You get a temporary saline implant, somewhat like a balloon, when you have your mastectomy. You go to the office after a couple of weeks to have it filled up to the size you want with saline to stretch the skin slightly, then when you have your size, you have an additional shorter surgery (mine was done in his office) to put the real silicone actual-size silicone implant in later. It is nothing like the pain and time recuperating with the tramsflap.
In fact it is only a few days, rather than a few months. My other breast looks beautiful too.
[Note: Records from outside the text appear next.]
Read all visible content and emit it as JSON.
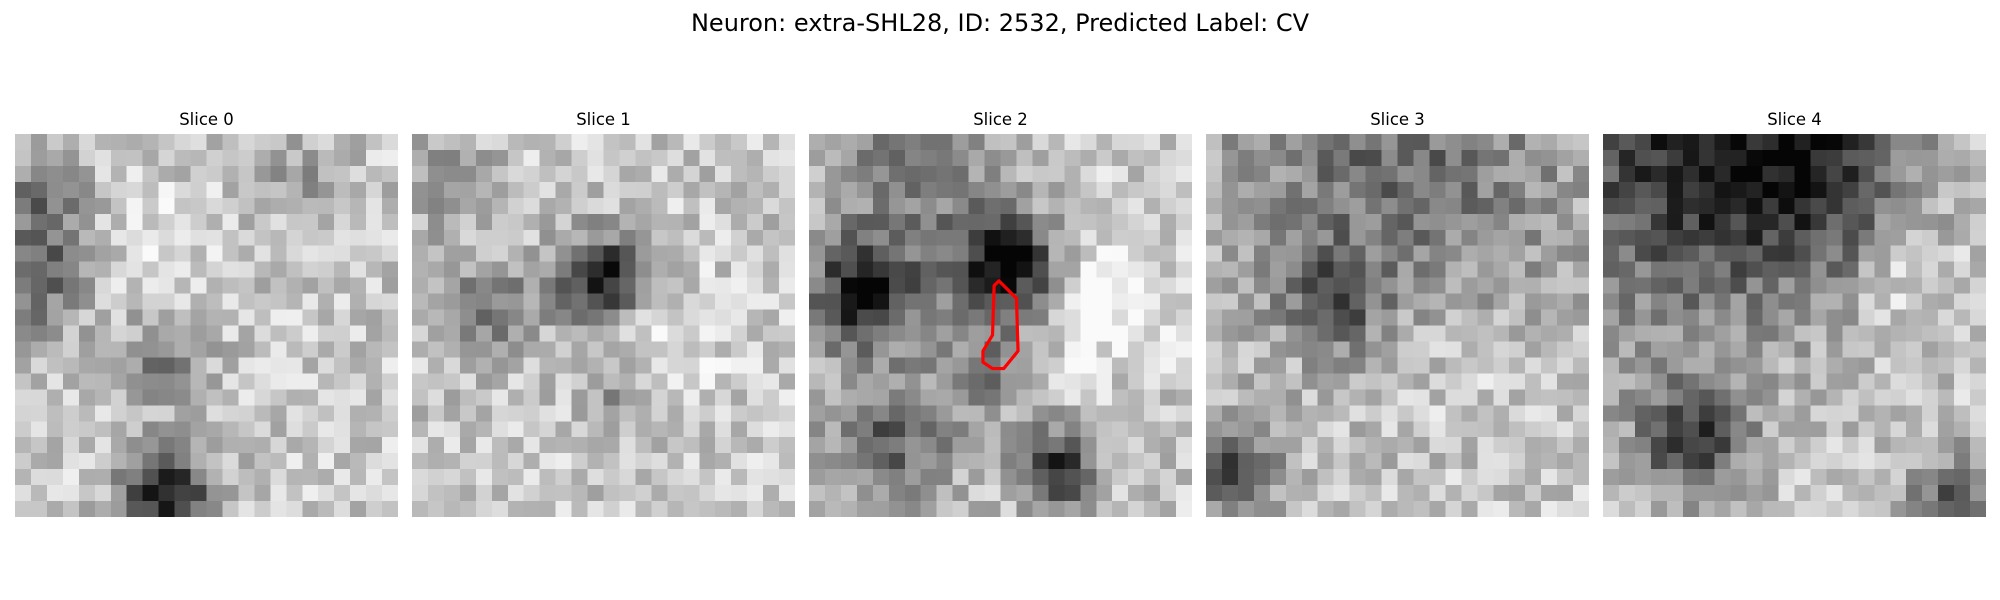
{
  "figure": {
    "title": "Neuron: extra-SHL28, ID: 2532, Predicted Label: CV"
  },
  "panels": [
    {
      "title": "Slice 0",
      "icon": "grayscale-noise-image",
      "has_contour": false
    },
    {
      "title": "Slice 1",
      "icon": "grayscale-noise-image",
      "has_contour": false
    },
    {
      "title": "Slice 2",
      "icon": "grayscale-noise-image",
      "has_contour": true
    },
    {
      "title": "Slice 3",
      "icon": "grayscale-noise-image",
      "has_contour": false
    },
    {
      "title": "Slice 4",
      "icon": "grayscale-noise-image",
      "has_contour": false
    }
  ],
  "colors": {
    "contour": "#ff0000",
    "background": "#ffffff"
  }
}
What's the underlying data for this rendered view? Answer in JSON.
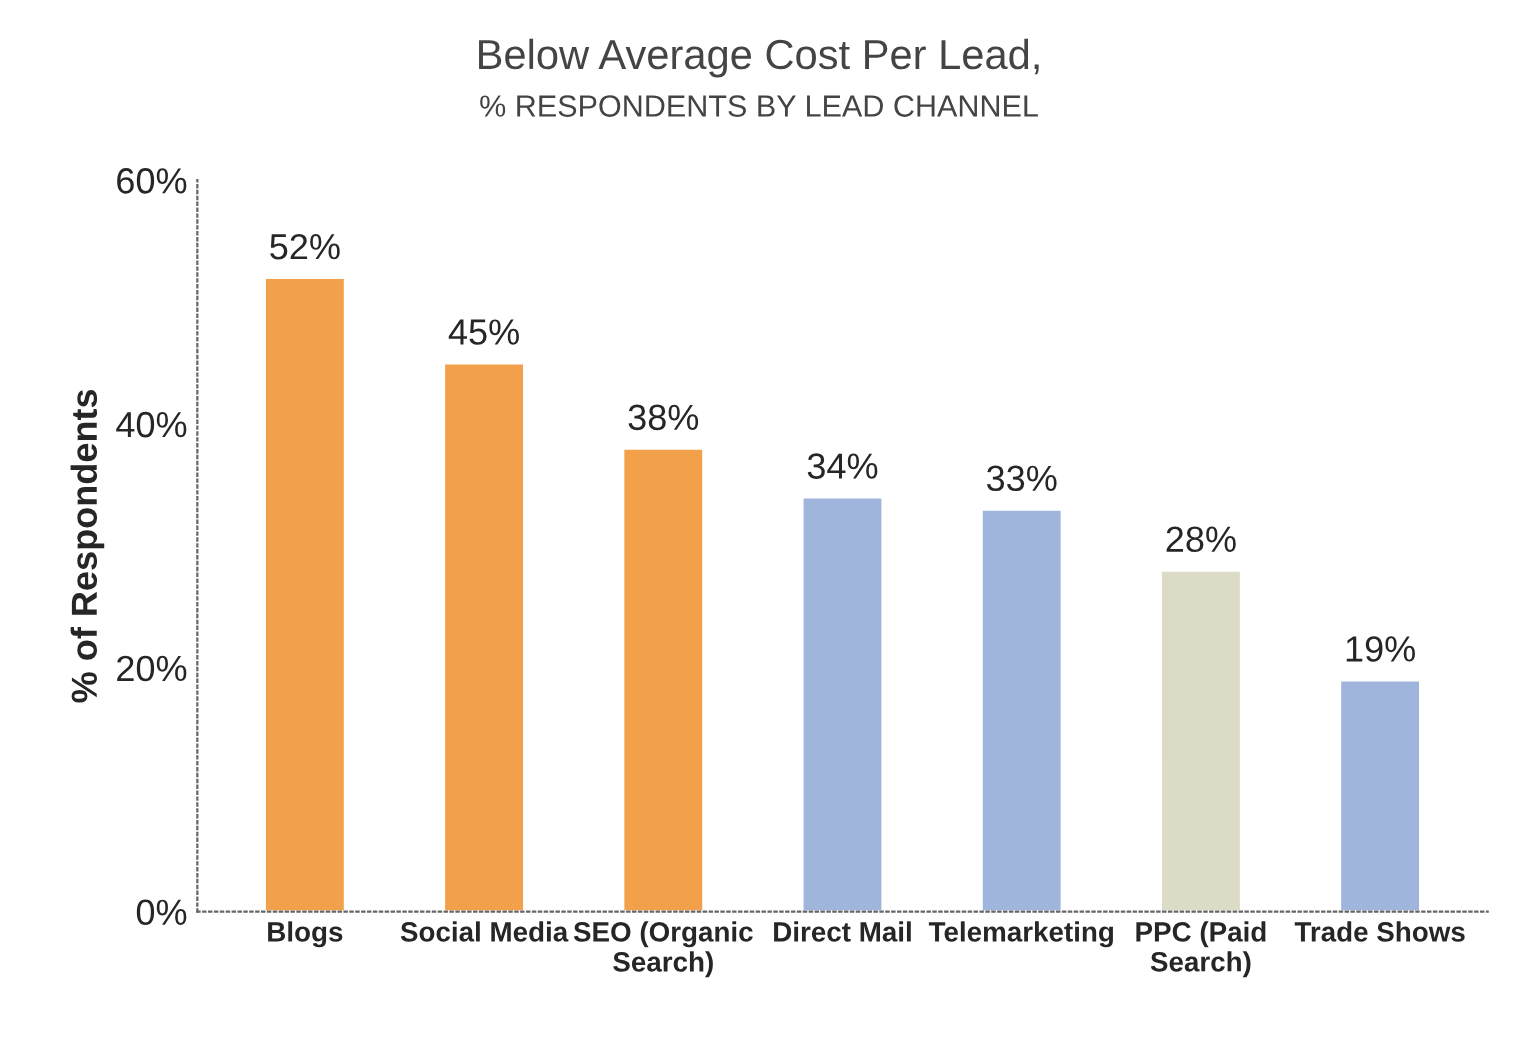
{
  "chart_data": {
    "type": "bar",
    "title": "Below Average Cost Per Lead,",
    "subtitle": "% RESPONDENTS BY LEAD CHANNEL",
    "ylabel": "% of Respondents",
    "categories": [
      "Blogs",
      "Social Media",
      "SEO (Organic\nSearch)",
      "Direct Mail",
      "Telemarketing",
      "PPC (Paid\nSearch)",
      "Trade Shows"
    ],
    "values": [
      52,
      45,
      38,
      34,
      33,
      28,
      19
    ],
    "colors": [
      "#f2a04a",
      "#f2a04a",
      "#f2a04a",
      "#9fb5dc",
      "#9fb5dc",
      "#dcdbc6",
      "#9fb5dc"
    ],
    "value_labels": [
      "52%",
      "45%",
      "38%",
      "34%",
      "33%",
      "28%",
      "19%"
    ],
    "ylim": [
      0,
      60
    ],
    "yticks": [
      {
        "value": 0,
        "label": "0%"
      },
      {
        "value": 20,
        "label": "20%"
      },
      {
        "value": 40,
        "label": "40%"
      },
      {
        "value": 60,
        "label": "60%"
      }
    ],
    "grid": false,
    "legend": false
  }
}
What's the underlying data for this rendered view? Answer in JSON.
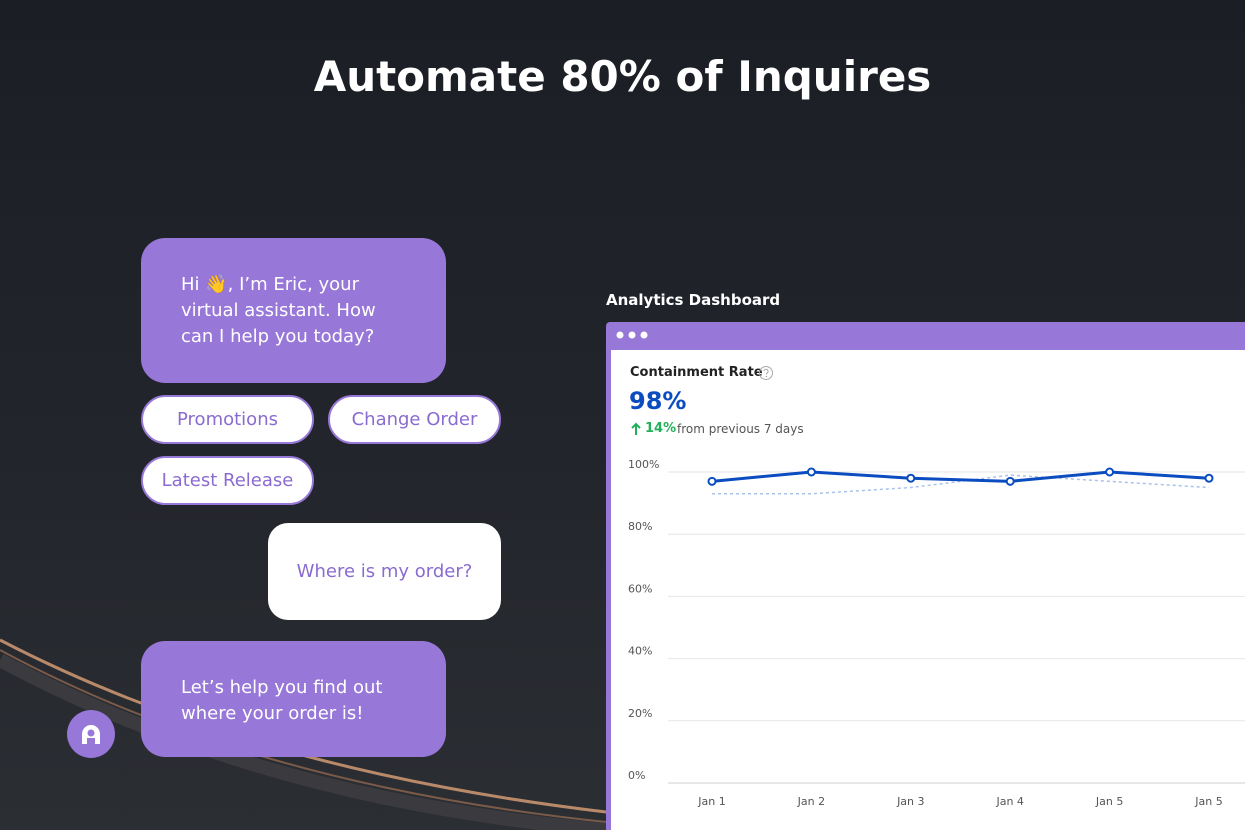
{
  "header": {
    "title": "Automate 80% of Inquires"
  },
  "chat": {
    "greeting": "Hi 👋, I’m Eric, your virtual assistant. How can I help you today?",
    "quick_replies": [
      "Promotions",
      "Change Order",
      "Latest Release"
    ],
    "user_message": "Where is my order?",
    "reply": "Let’s help you find out where your order is!"
  },
  "dashboard": {
    "label": "Analytics Dashboard",
    "metric": "Containment Rate",
    "metric_value": "98%",
    "change": "14%",
    "change_note": "from previous 7 days"
  },
  "chart_data": {
    "type": "line",
    "categories": [
      "Jan 1",
      "Jan 2",
      "Jan 3",
      "Jan 4",
      "Jan 5",
      "Jan 5"
    ],
    "series": [
      {
        "color": "#0b4cc0",
        "values": [
          97,
          100,
          98,
          97,
          100,
          98
        ],
        "markers": true
      },
      {
        "color": "#a8c2ec",
        "values": [
          93,
          93,
          95,
          99,
          97,
          95
        ],
        "dashed": true
      }
    ],
    "ylim": [
      0,
      100
    ],
    "yticks": [
      {
        "value": 0,
        "label": "0%"
      },
      {
        "value": 20,
        "label": "20%"
      },
      {
        "value": 40,
        "label": "40%"
      },
      {
        "value": 60,
        "label": "60%"
      },
      {
        "value": 80,
        "label": "80%"
      },
      {
        "value": 100,
        "label": "100%"
      }
    ],
    "grid": true
  }
}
But if I would have known how much easier it is, I would have had them both done at the same time, and not have any of the life-changing things I have to live with after my tramsflap.
*If you are one of those people who will worry the rest of your life about the other breast, after getting one mastectomy, my advise is to get them both off at the same time and don’t worry about the other one getting cancer. It will be so much easier and a relief in the long hall. (That is a relative term) But doing it separately and so differently, as I did, has really taken a tole on my body and spirit! I am reminded everyday.
*I feel blessed to be alive to write this to you. I have had so many doctors, nurses and medical staff who have worked laboriously in my behalf. But as you navigate your way through this process, my advice to you is to choose things which are less invasive to your body which contribute to your healing, well being and feeling most like yourself. My short term decision about a tramsflap wasn’t based on any knowledge. I wish I would have read this blog post before I made my decision! But I have two beautiful breasts, and I am proud to be alive and a survivor!
God Bless you and keep you…
If you have any questions about this please feel free to ask. I am happy to answer anything from my experience.